Der Siebenjährige Krieg

"Benolpe - Geschichte einer Schulgemeinde" von Burkhard Lütticke

Der Siebenjährige Krieg

Der Siebenjährige Krieg ist die Bezeichnung für den 3. Schlesischen Krieg und den gleichzeitigen französisch-britischen Krieg in den Kolonien (1756 bis 1763).

Von Kampfereignissen blieb Drolshagen in den ersten Jahren dieses Krieges verschont. Zwar durchstreiften immer wieder umherziehende Truppen die sauerländischen Berge, sie schlugen aber kein Quartier auf, sondern wechselten ständig ihren Standort.

Im Jahr 1759 drangen die mit Preußen verbündeten Alliierten (Engländer, Hannoveraner, Hessen und Braunschweiger) ins Land, nahmen Geiseln und steckten junge Männer in Uniform.
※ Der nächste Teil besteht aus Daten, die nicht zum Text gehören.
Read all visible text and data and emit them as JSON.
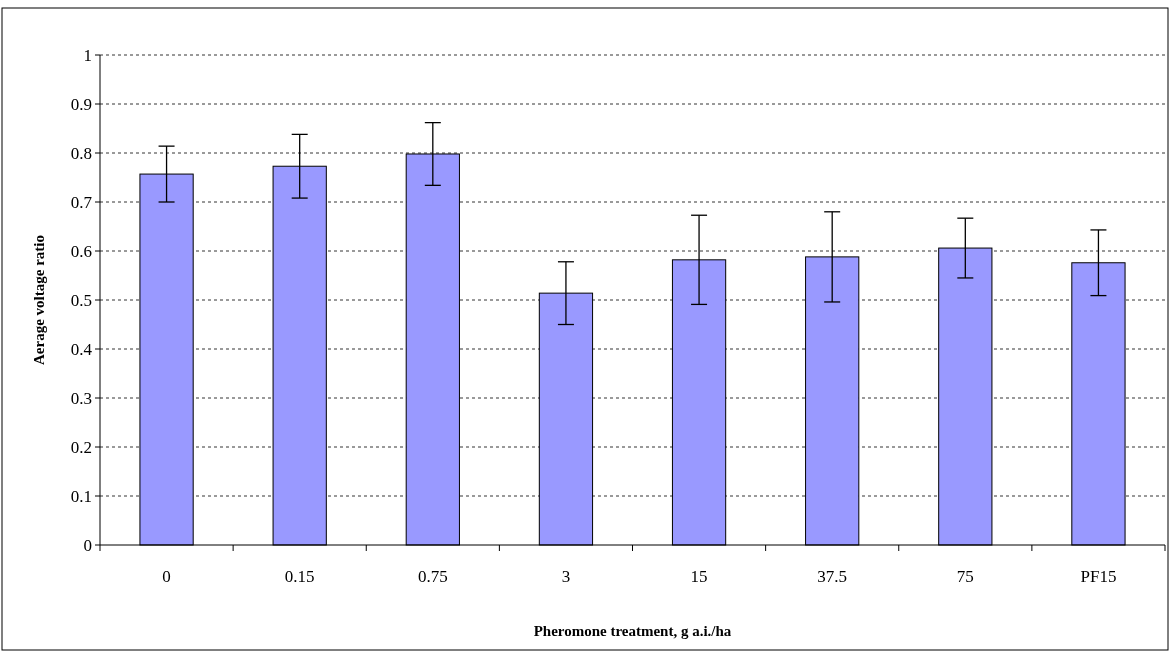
{
  "chart_data": {
    "type": "bar",
    "xlabel": "Pheromone treatment, g a.i./ha",
    "ylabel": "Aerage voltage ratio",
    "categories": [
      "0",
      "0.15",
      "0.75",
      "3",
      "15",
      "37.5",
      "75",
      "PF15"
    ],
    "values": [
      0.757,
      0.773,
      0.798,
      0.514,
      0.582,
      0.588,
      0.606,
      0.576
    ],
    "errors": [
      0.057,
      0.065,
      0.064,
      0.064,
      0.091,
      0.092,
      0.061,
      0.067
    ],
    "color": "#9999ff",
    "ylim": [
      0,
      1
    ],
    "yticks": [
      0,
      0.1,
      0.2,
      0.3,
      0.4,
      0.5,
      0.6,
      0.7,
      0.8,
      0.9,
      1
    ],
    "grid": "y"
  }
}
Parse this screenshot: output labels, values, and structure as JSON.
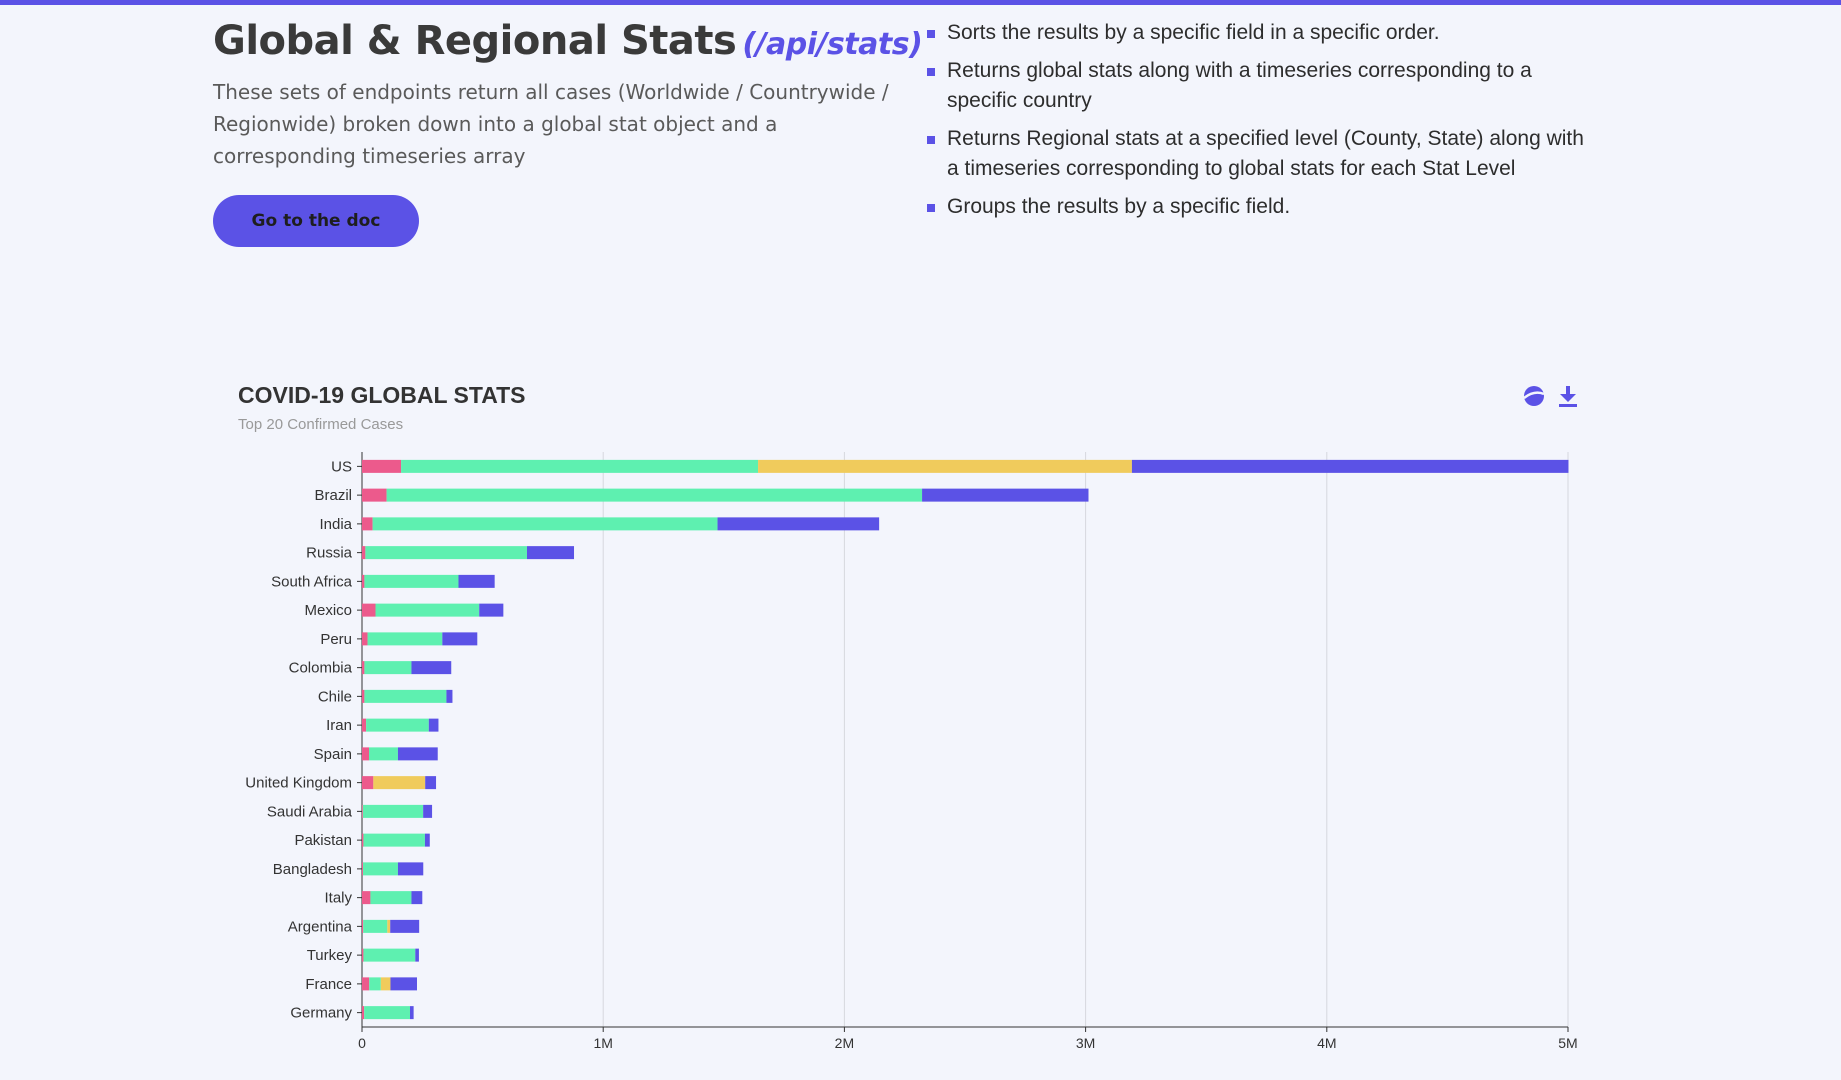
{
  "header": {
    "title": "Global & Regional Stats",
    "api_path": "(/api/stats)",
    "description": "These sets of endpoints return all cases (Worldwide / Countrywide / Regionwide) broken down into a global stat object and a corresponding timeseries array",
    "doc_button_label": "Go to the doc"
  },
  "features": [
    "Sorts the results by a specific field in a specific order.",
    "Returns global stats along with a timeseries corresponding to a specific country",
    "Returns Regional stats at a specified level (County, State) along with a timeseries corresponding to global stats for each Stat Level",
    "Groups the results by a specific field."
  ],
  "chart_toolbar": {
    "icons": [
      "restore-icon",
      "download-icon"
    ]
  },
  "colors": {
    "accent": "#5b52e6",
    "deaths": "#ec5a8c",
    "recovered": "#5ef0b0",
    "unknown": "#f0cb5c",
    "active": "#5b52e6"
  },
  "chart_data": {
    "type": "bar",
    "orientation": "horizontal",
    "stacked": true,
    "title": "COVID-19 GLOBAL STATS",
    "subtitle": "Top 20 Confirmed Cases",
    "xlabel": "",
    "ylabel": "",
    "xlim": [
      0,
      5000000
    ],
    "x_ticks": [
      "0",
      "1M",
      "2M",
      "3M",
      "4M",
      "5M"
    ],
    "grid": true,
    "categories": [
      "US",
      "Brazil",
      "India",
      "Russia",
      "South Africa",
      "Mexico",
      "Peru",
      "Colombia",
      "Chile",
      "Iran",
      "Spain",
      "United Kingdom",
      "Saudi Arabia",
      "Pakistan",
      "Bangladesh",
      "Italy",
      "Argentina",
      "Turkey",
      "France",
      "Germany"
    ],
    "series": [
      {
        "color": "#ec5a8c",
        "values": [
          162000,
          102000,
          44000,
          14000,
          10000,
          56000,
          23000,
          10000,
          10000,
          17000,
          29000,
          47000,
          3500,
          6000,
          4000,
          35000,
          5000,
          6000,
          30000,
          9000
        ]
      },
      {
        "color": "#5ef0b0",
        "values": [
          1480000,
          2220000,
          1430000,
          670000,
          390000,
          430000,
          310000,
          195000,
          340000,
          260000,
          120000,
          0,
          250000,
          255000,
          145000,
          170000,
          100000,
          215000,
          48000,
          190000
        ]
      },
      {
        "color": "#f0cb5c",
        "values": [
          1550000,
          0,
          0,
          0,
          0,
          0,
          0,
          0,
          0,
          0,
          0,
          215000,
          0,
          0,
          0,
          0,
          12000,
          0,
          40000,
          0
        ]
      },
      {
        "color": "#5b52e6",
        "values": [
          1810000,
          690000,
          670000,
          195000,
          150000,
          100000,
          145000,
          165000,
          25000,
          40000,
          165000,
          45000,
          37000,
          20000,
          105000,
          45000,
          120000,
          15000,
          110000,
          15000
        ]
      }
    ]
  }
}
Um der Zwangsrekrutierung zu entgehen, flohen viele von ihnen und versteckten sich in den Bergen.

Das Kloster Drolshagen musste 1759 eine Kriegskontribution von 2000 Reichsthalern zahlen. Am 16.09.1759 drangen hannoversche Reiter in die Stadt ein, plünderten drei Tage lang das Kloster aus und trieben in der Stadt ihre Späße.

Im Sommer 1760 rückten die Franzosen an. Sie quartierten sich aber nicht in Drolshagen ein, verlangten aber Verpflegung für die Truppe und Futter für die Pferde. Bauern, die noch Pferde und Ochsen hatten, müssen diese vor die Futterkarren spannen und so Vorspanndienste leisten.

Kaum waren die Franzosen abgezogen, rückten wieder Husaren der gegnerischen Seite an und erpressten von den Leuten die letzten Habseligkeiten.


Der Siebenjährige Krieg brachte sehr große Not und Armut über die Bevölkerung.

 


Quellenhinweis: 
Scheele: Der 7-jährige Krieg. In: HBO. Jg. 14(1937). S. 41 ff.